What Valentine's Day really is, is a way for men to see how unfair, thoughtless, uncaring, and greedy their significant other really is.
It is pretty simple. If she gets angry for the man not doing something for her or giving her something that she also did NOT do for the man, then she is a selfish hypocrite and it is best to end the relationship right then.
Valentine's Day can actually do men a big favor if they pay attention to all of their partner's actions and words. It will show how the relationship would be if you stayed together long term.
A good partner wouldn't expect any more from you than they are willing to do themselves.
Of course, but it will never happen. “Romance” is strictly about what men are doing to please women. Never the other way around. Men who are pleased are pigs, misogynists, selfish, controlling, abusive, etc. Women who invest any amount of time pleasing men are similarly disparaged in a wide variety of ways; pick-me, slut, internalized misogynist, naive. There’s never a nice word for a good woman or a happy man, at least not from other women and feminists. That doesn’t seem like equality to me.

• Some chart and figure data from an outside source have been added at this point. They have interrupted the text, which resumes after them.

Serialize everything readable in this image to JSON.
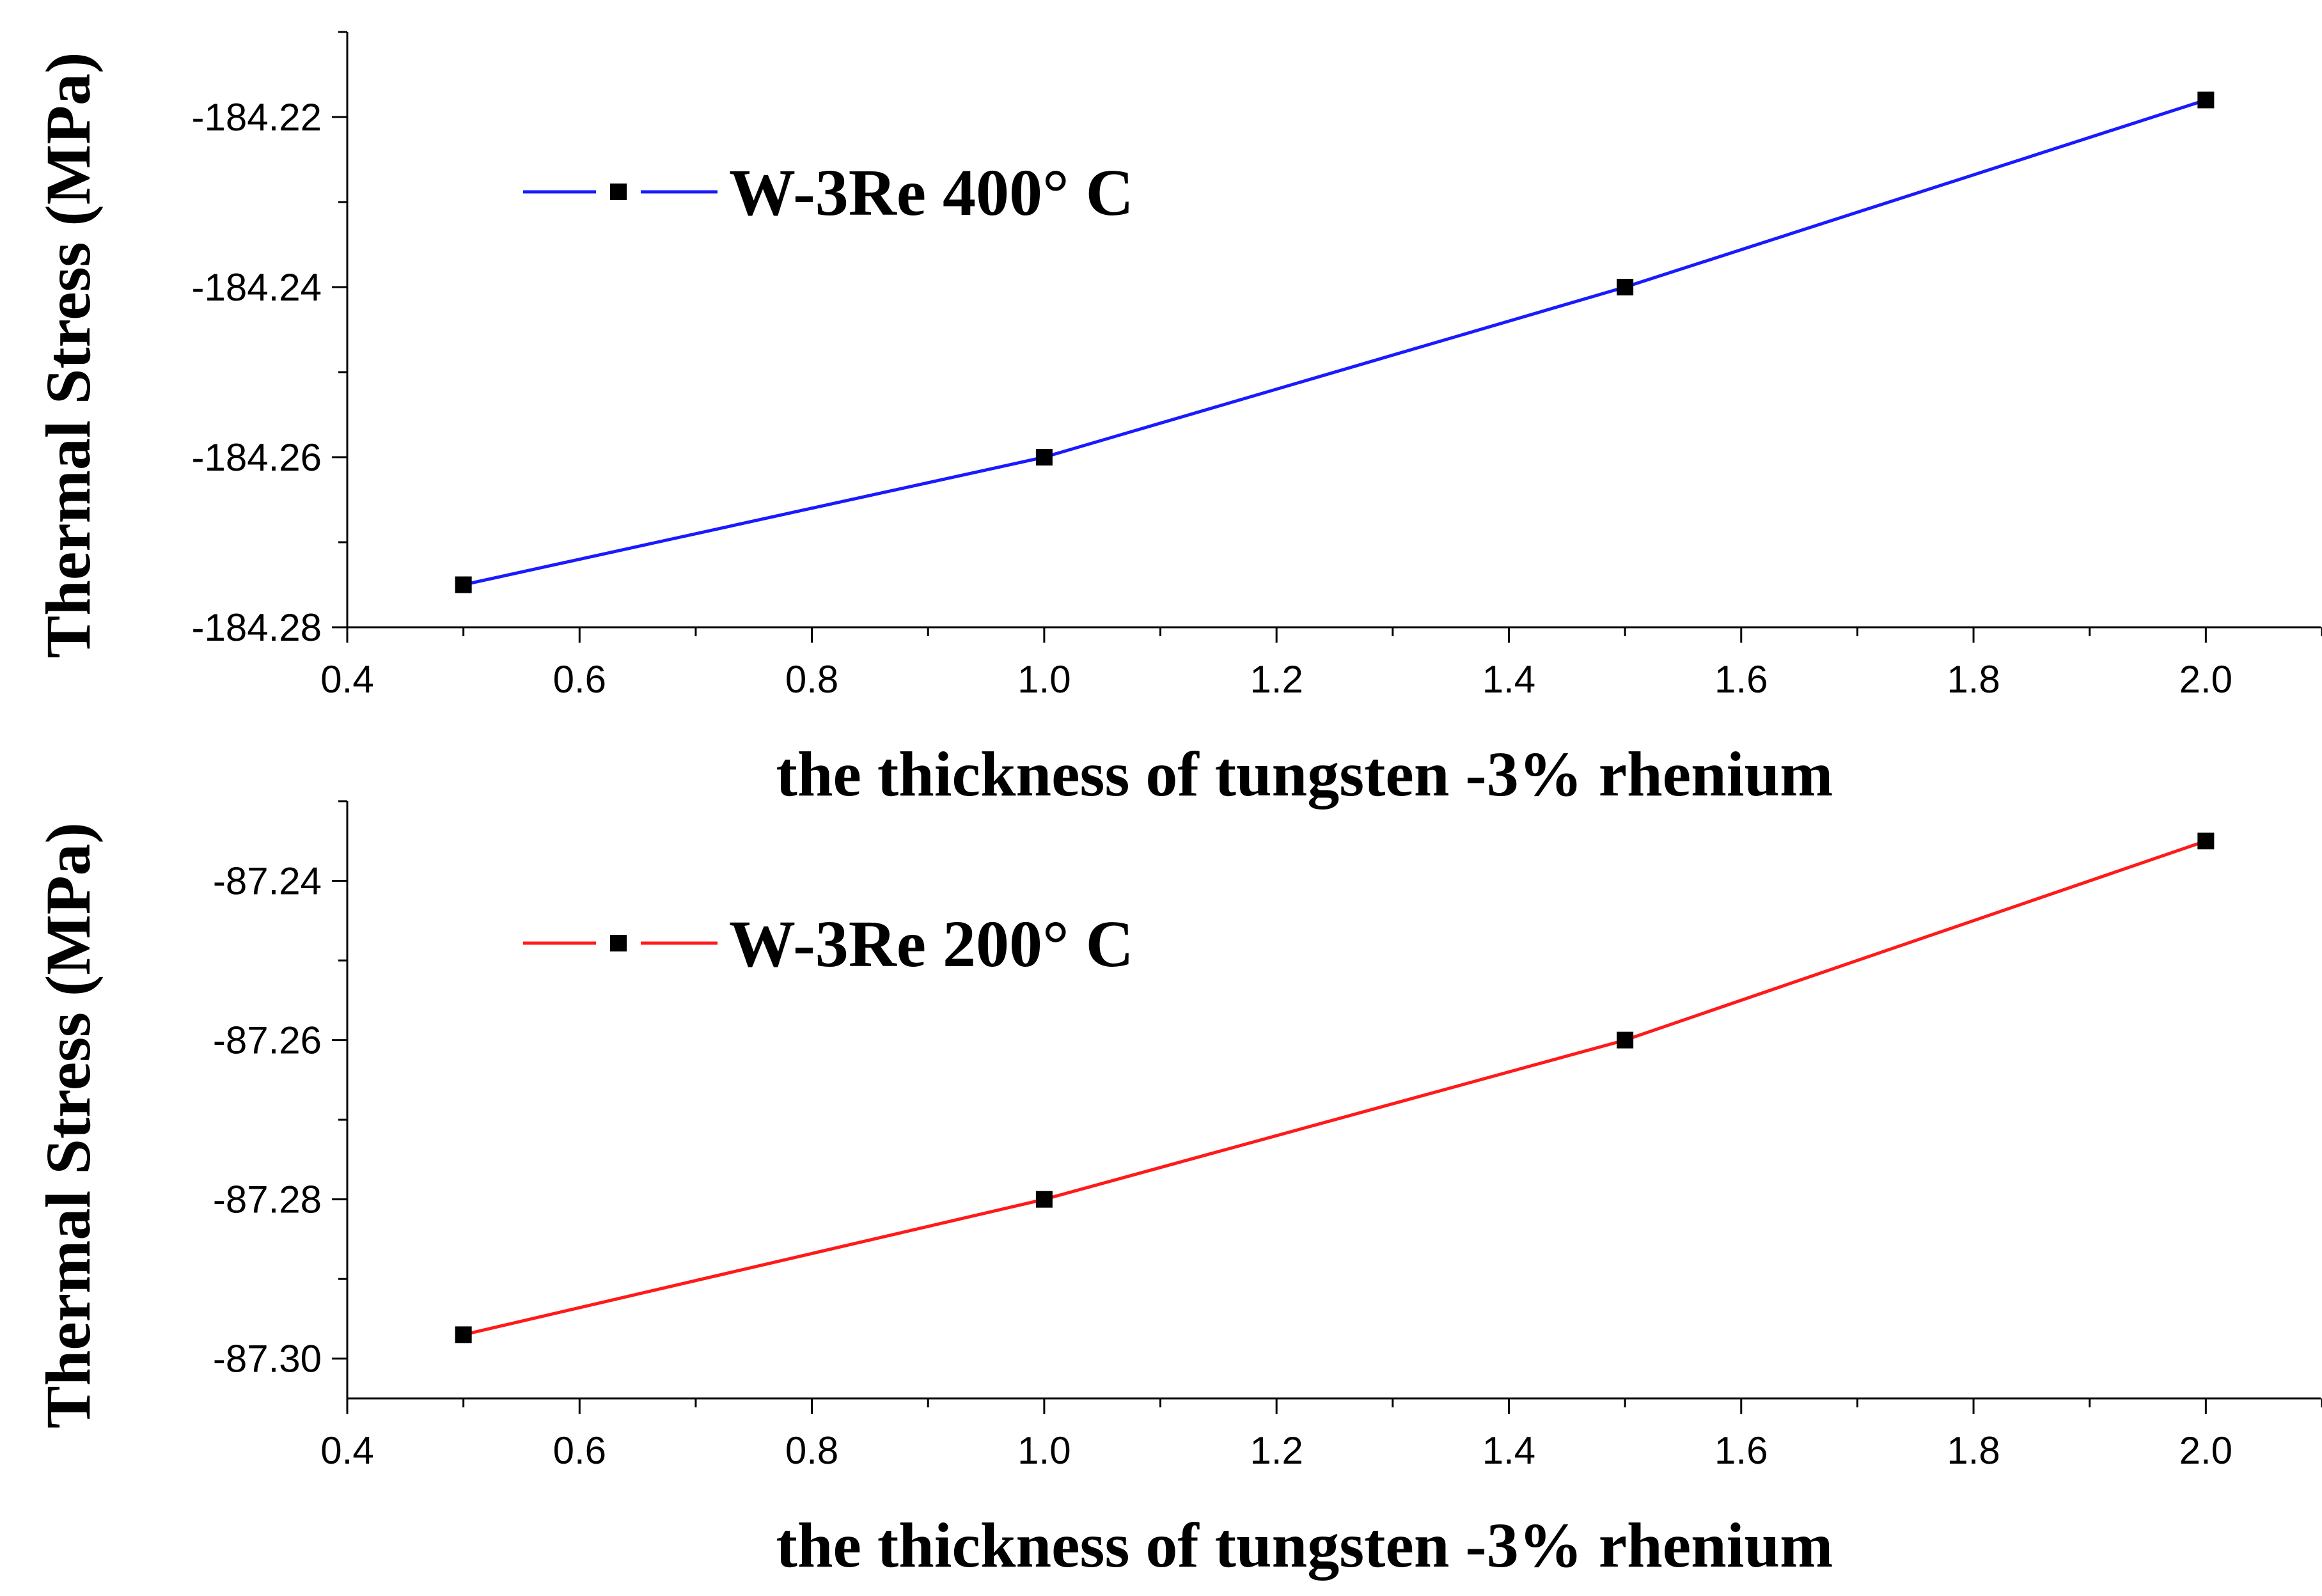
{
  "chart_data": [
    {
      "type": "line",
      "xlabel": "the thickness of tungsten -3% rhenium",
      "ylabel": "Thermal Stress (MPa)",
      "xlim": [
        0.4,
        2.1
      ],
      "ylim": [
        -184.28,
        -184.21
      ],
      "xticks": [
        0.4,
        0.6,
        0.8,
        1.0,
        1.2,
        1.4,
        1.6,
        1.8,
        2.0
      ],
      "xtick_labels": [
        "0.4",
        "0.6",
        "0.8",
        "1.0",
        "1.2",
        "1.4",
        "1.6",
        "1.8",
        "2.0"
      ],
      "yticks": [
        -184.28,
        -184.26,
        -184.24,
        -184.22
      ],
      "ytick_labels": [
        "-184.28",
        "-184.26",
        "-184.24",
        "-184.22"
      ],
      "legend_position": "top-left",
      "series": [
        {
          "name": "W-3Re 400° C",
          "color": "#1a1aff",
          "marker_color": "#000000",
          "x": [
            0.5,
            1.0,
            1.5,
            2.0
          ],
          "y": [
            -184.275,
            -184.26,
            -184.24,
            -184.218
          ]
        }
      ]
    },
    {
      "type": "line",
      "xlabel": "the thickness of tungsten -3% rhenium",
      "ylabel": "Thermal Stress (MPa)",
      "xlim": [
        0.4,
        2.1
      ],
      "ylim": [
        -87.305,
        -87.23
      ],
      "xticks": [
        0.4,
        0.6,
        0.8,
        1.0,
        1.2,
        1.4,
        1.6,
        1.8,
        2.0
      ],
      "xtick_labels": [
        "0.4",
        "0.6",
        "0.8",
        "1.0",
        "1.2",
        "1.4",
        "1.6",
        "1.8",
        "2.0"
      ],
      "yticks": [
        -87.3,
        -87.28,
        -87.26,
        -87.24
      ],
      "ytick_labels": [
        "-87.30",
        "-87.28",
        "-87.26",
        "-87.24"
      ],
      "legend_position": "top-left",
      "series": [
        {
          "name": "W-3Re 200° C",
          "color": "#ff1a1a",
          "marker_color": "#000000",
          "x": [
            0.5,
            1.0,
            1.5,
            2.0
          ],
          "y": [
            -87.297,
            -87.28,
            -87.26,
            -87.235
          ]
        }
      ]
    }
  ]
}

On the Catholic calendar, Saint Valentine's day celebrates the patron saint of love, romance and (!) Beekeepers.
Its a say for females and males. Roses for her, and...
Make up and celebrate whatever holidays you want. If you don't like Valentine's day, the simple solution is to not celebrate it. Do you also celebrate the Hajj and Rosh Hashanah just because they exist, or are you like nah I don't believe in or care about that and just move on with life like it's any other day.
If you think Valentine’s day is all about pleasing your female partner, you have a really warped idea of what romance is.
No. I don’t need one day out of the year to be shown that my girl loves me. She does it everyday. To whoever say Valentine’s Day is a couples day, that’s a crock of shit. It’s geared toward women by corporations who play on their feelings to guilt men into getting their women things. Because I’d you don’t you’re an asshole. Everything is directed toward women. These companies play on their feelings.